Para navegar este caos, el Dr. Cohen recomienda buscar sellos de certificación externa como los de la Fundación Nacional de Sanidad (NSF) o la Farmacopea de los Estados Unidos (USP). Estas organizaciones sin fines de lucro son las únicas que garantizan que lo que dice el envase coincide con el contenido de la cápsula.

IDR frente a UL: Los números que debe conocer

La ciencia nutricional utiliza dos indicadores clave para medir la seguridad, y confundirlos puede ser fatal:

  • Ingesta Diaria Recomendada (IDR/RDA): La cantidad óptima para mantener la salud según edad y sexo.

  • Nivel Máximo de Ingesta Tolerable (UL): El límite absoluto de seguridad. Superar esta cifra de forma continuada es entrar en terreno de toxicidad.

«Idealmente, los nutrientes deben provenir de la comida», explica la Dra. Denise Millstine, de la Clínica Mayo. «Si bien hay personas que necesitan suplementación por falta de acceso a alimentos frescos o por interacción de medicamentos, muchas otras están en riesgo de consumir cantidades excesivas sin saberlo».

Los riesgos específicos: de la Vitamina D al Omega-3

La nota de advertencia de los expertos se detiene en algunos de los suplementos más populares:

  • Vitamina D: Su toxicidad es real. El exceso puede derivar en náuseas, vómitos y, en casos extremos, insuficiencia renal, arritmias y muerte. La dosis estándar suele ser de 600 UI, mientras que el límite seguro se sitúa en las 4.000 UI diarias.

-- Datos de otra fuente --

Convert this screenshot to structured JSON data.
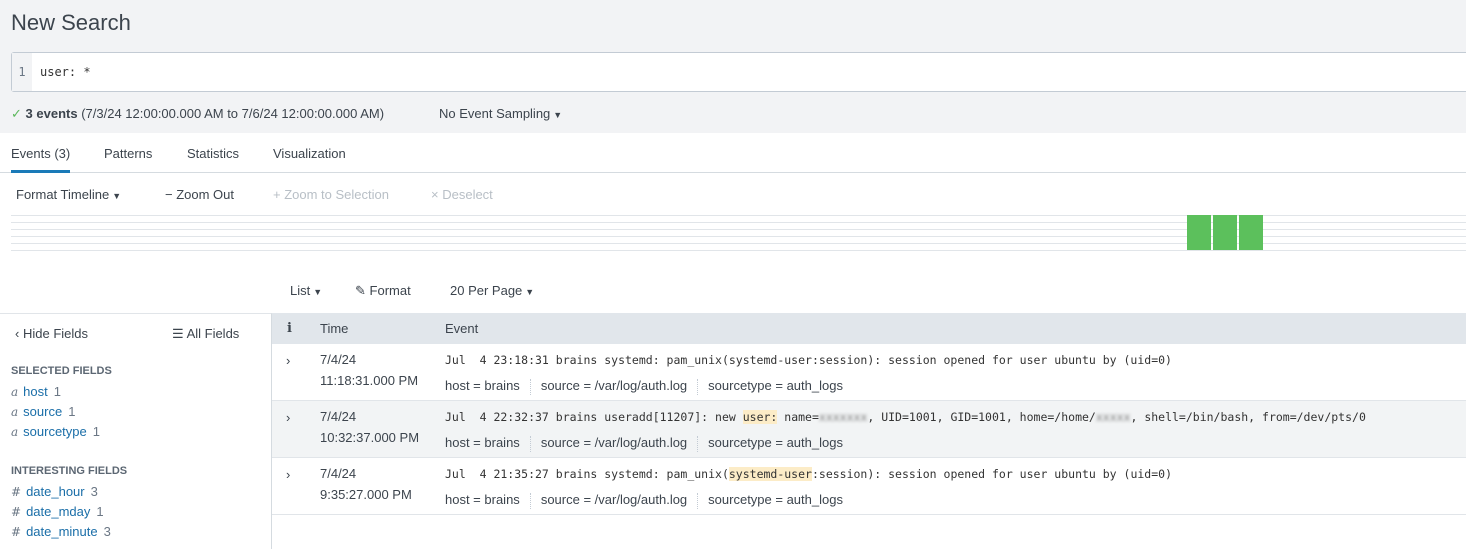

  • Multivitamínicos: Al contener decenas de componentes, es fácil duplicar dosis si se consumen otros suplementos. Los fumadores, por ejemplo, deben evitar el exceso de betacaroteno, vinculado a un mayor riesgo de cáncer de pulmón.

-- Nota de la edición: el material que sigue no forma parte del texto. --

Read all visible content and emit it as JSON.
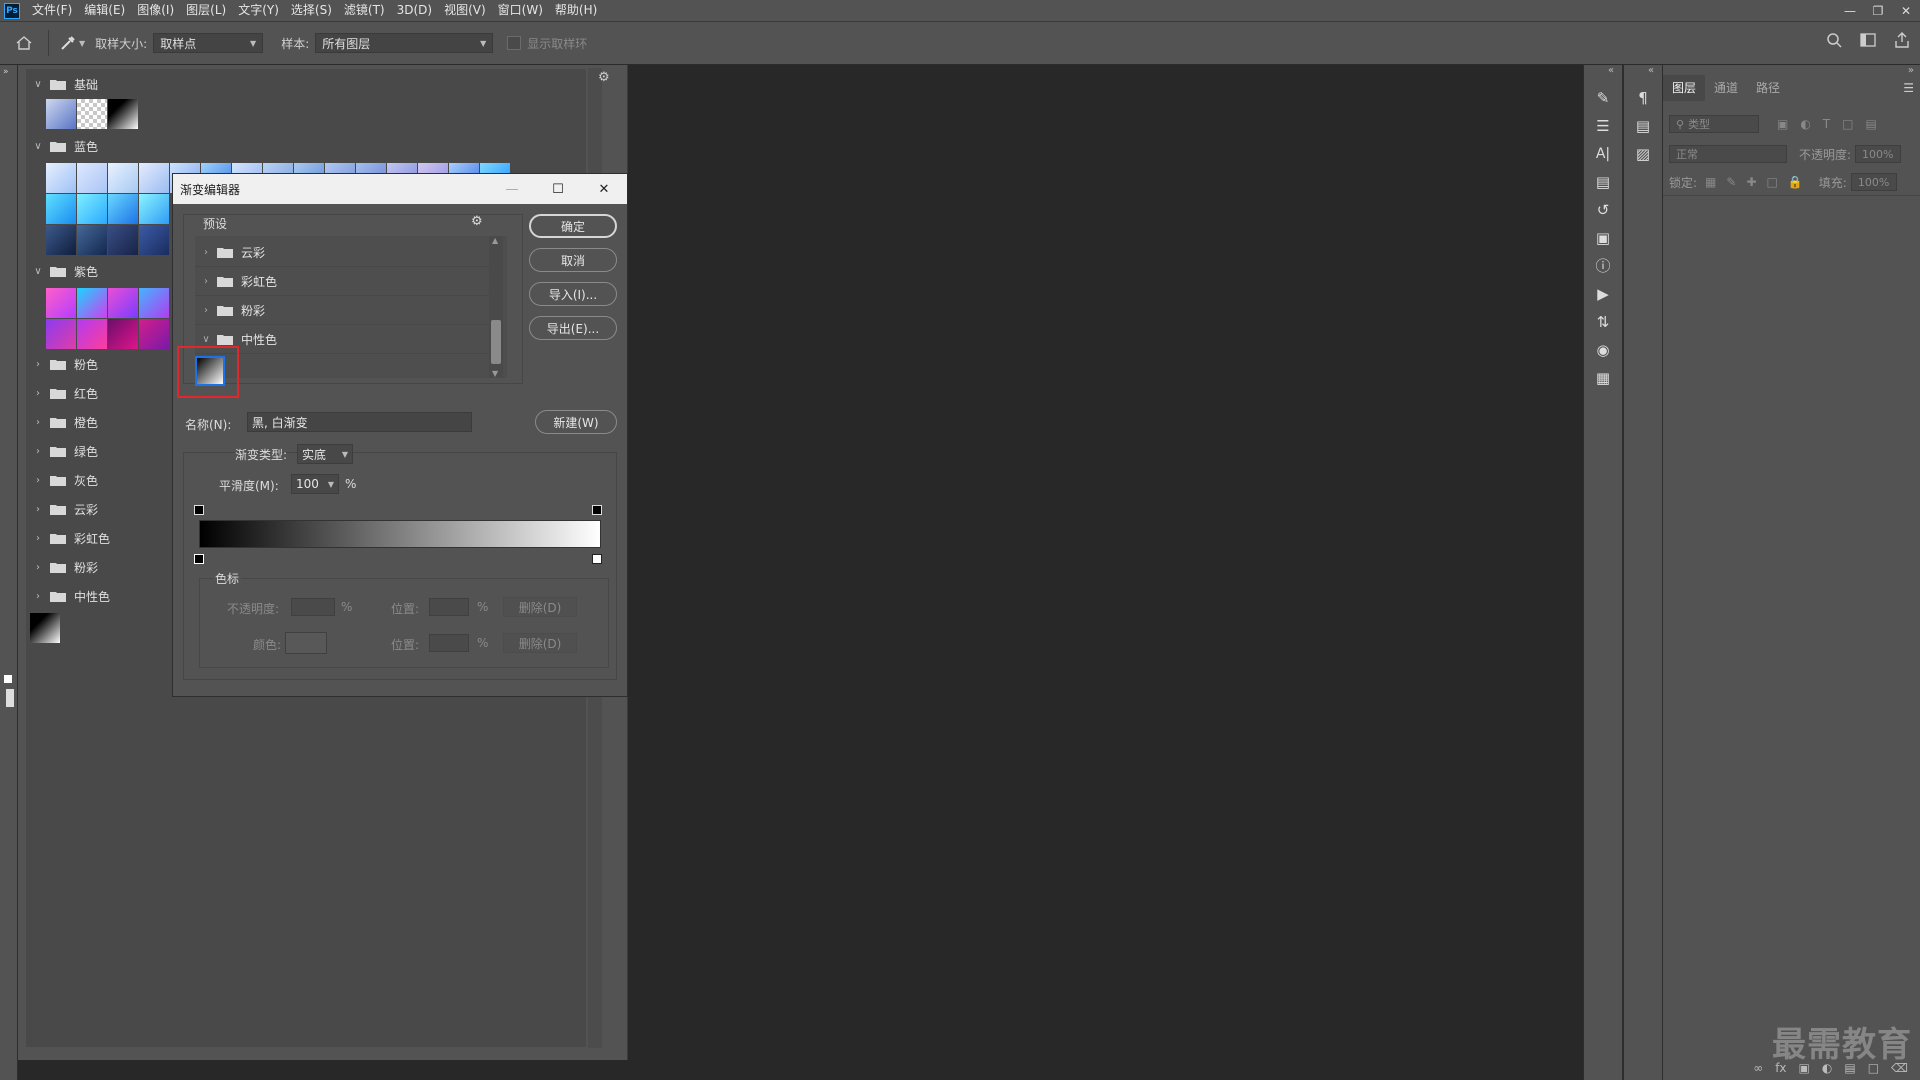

  • Omega-3: Aunque populares por la salud cardiovascular, dosis superiores a 5 g diarios aumentan el riesgo de sangrado y accidentes cerebrovasculares.

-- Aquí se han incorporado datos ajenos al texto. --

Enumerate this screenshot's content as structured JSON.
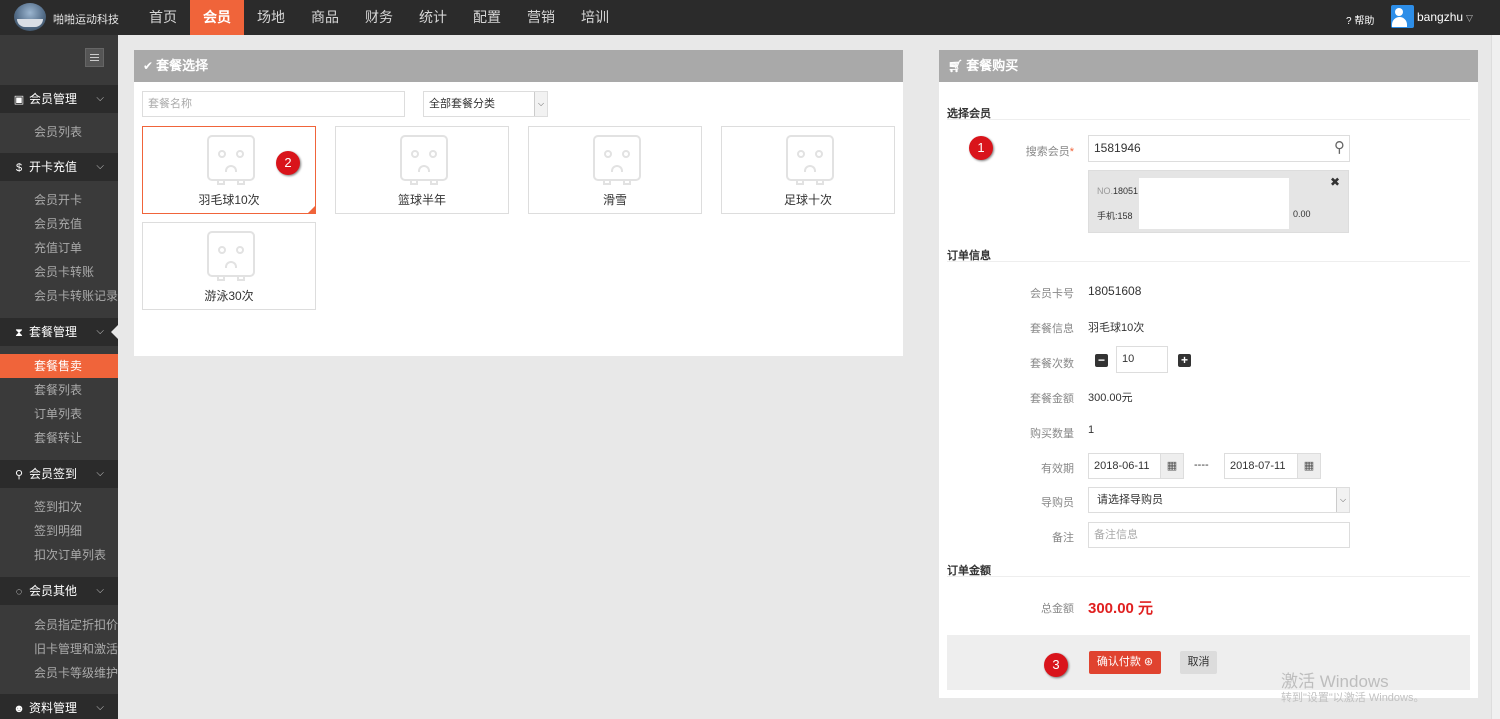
{
  "topbar": {
    "brand": "啪啪运动科技",
    "nav": [
      {
        "label": "首页"
      },
      {
        "label": "会员",
        "active": true
      },
      {
        "label": "场地"
      },
      {
        "label": "商品"
      },
      {
        "label": "财务"
      },
      {
        "label": "统计"
      },
      {
        "label": "配置"
      },
      {
        "label": "营销"
      },
      {
        "label": "培训"
      }
    ],
    "help": "帮助",
    "username": "bangzhu"
  },
  "sidebar": {
    "groups": [
      {
        "icon": "id-card-icon",
        "label": "会员管理",
        "items": [
          "会员列表"
        ]
      },
      {
        "icon": "dollar-icon",
        "label": "开卡充值",
        "items": [
          "会员开卡",
          "会员充值",
          "充值订单",
          "会员卡转账",
          "会员卡转账记录"
        ]
      },
      {
        "icon": "hourglass-icon",
        "label": "套餐管理",
        "items": [
          "套餐售卖",
          "套餐列表",
          "订单列表",
          "套餐转让"
        ],
        "active_item": 0
      },
      {
        "icon": "map-marker-icon",
        "label": "会员签到",
        "items": [
          "签到扣次",
          "签到明细",
          "扣次订单列表"
        ]
      },
      {
        "icon": "circle-notch-icon",
        "label": "会员其他",
        "items": [
          "会员指定折扣价",
          "旧卡管理和激活",
          "会员卡等级维护"
        ]
      },
      {
        "icon": "users-icon",
        "label": "资料管理",
        "items": []
      }
    ]
  },
  "package_select": {
    "title": "套餐选择",
    "search_placeholder": "套餐名称",
    "category_value": "全部套餐分类",
    "packages": [
      {
        "name": "羽毛球10次",
        "selected": true
      },
      {
        "name": "篮球半年"
      },
      {
        "name": "滑雪"
      },
      {
        "name": "足球十次"
      },
      {
        "name": "游泳30次"
      }
    ]
  },
  "purchase": {
    "title": "套餐购买",
    "section_member": "选择会员",
    "search_label": "搜索会员",
    "required_mark": "*",
    "search_value": "1581946",
    "member_card": {
      "no_label": "NO.",
      "no_value": "18051",
      "phone_label": "手机:",
      "phone_value": "158",
      "balance": "0.00"
    },
    "section_order": "订单信息",
    "card_no_label": "会员卡号",
    "card_no": "18051608",
    "package_info_label": "套餐信息",
    "package_info": "羽毛球10次",
    "count_label": "套餐次数",
    "count": "10",
    "amount_label": "套餐金额",
    "amount": "300.00元",
    "qty_label": "购买数量",
    "qty": "1",
    "valid_label": "有效期",
    "valid_from": "2018-06-11",
    "valid_sep": "----",
    "valid_to": "2018-07-11",
    "guide_label": "导购员",
    "guide_value": "请选择导购员",
    "remark_label": "备注",
    "remark_placeholder": "备注信息",
    "section_total": "订单金额",
    "total_label": "总金额",
    "total": "300.00 元",
    "confirm": "确认付款",
    "cancel": "取消"
  },
  "markers": [
    "1",
    "2",
    "3"
  ],
  "watermark": {
    "line1": "激活 Windows",
    "line2": "转到\"设置\"以激活 Windows。"
  },
  "colors": {
    "accent": "#f0643a",
    "topbar": "#2b2b2b",
    "sidebar": "#3a3a3a",
    "total_red": "#e02020"
  }
}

  • Vitamina A: Superar los 2.800 mcg durante el embarazo está directamente relacionado con el riesgo de defectos congénitos.

La consulta médica: una barrera necesaria

El Dr. Fernando Carnavali, del Monte Sinaí, advierte que los pacientes suelen omitir el consumo de vitaminas en sus consultas porque las perciben como «naturales». Sin embargo, estos productos pueden alterar drásticamente la eficacia de medicamentos como los anticoagulantes o incluso falsear resultados en análisis de sangre.

La recomendación final de los expertos es clara: no se deje guiar por los consejos de quien vende el producto debido al conflicto de intereses. Antes de abrir un nuevo frasco, consulte a su médico, verifique la certificación de calidad y, sobre todo, no asuma que por no necesitar receta, no puede hacerle daño.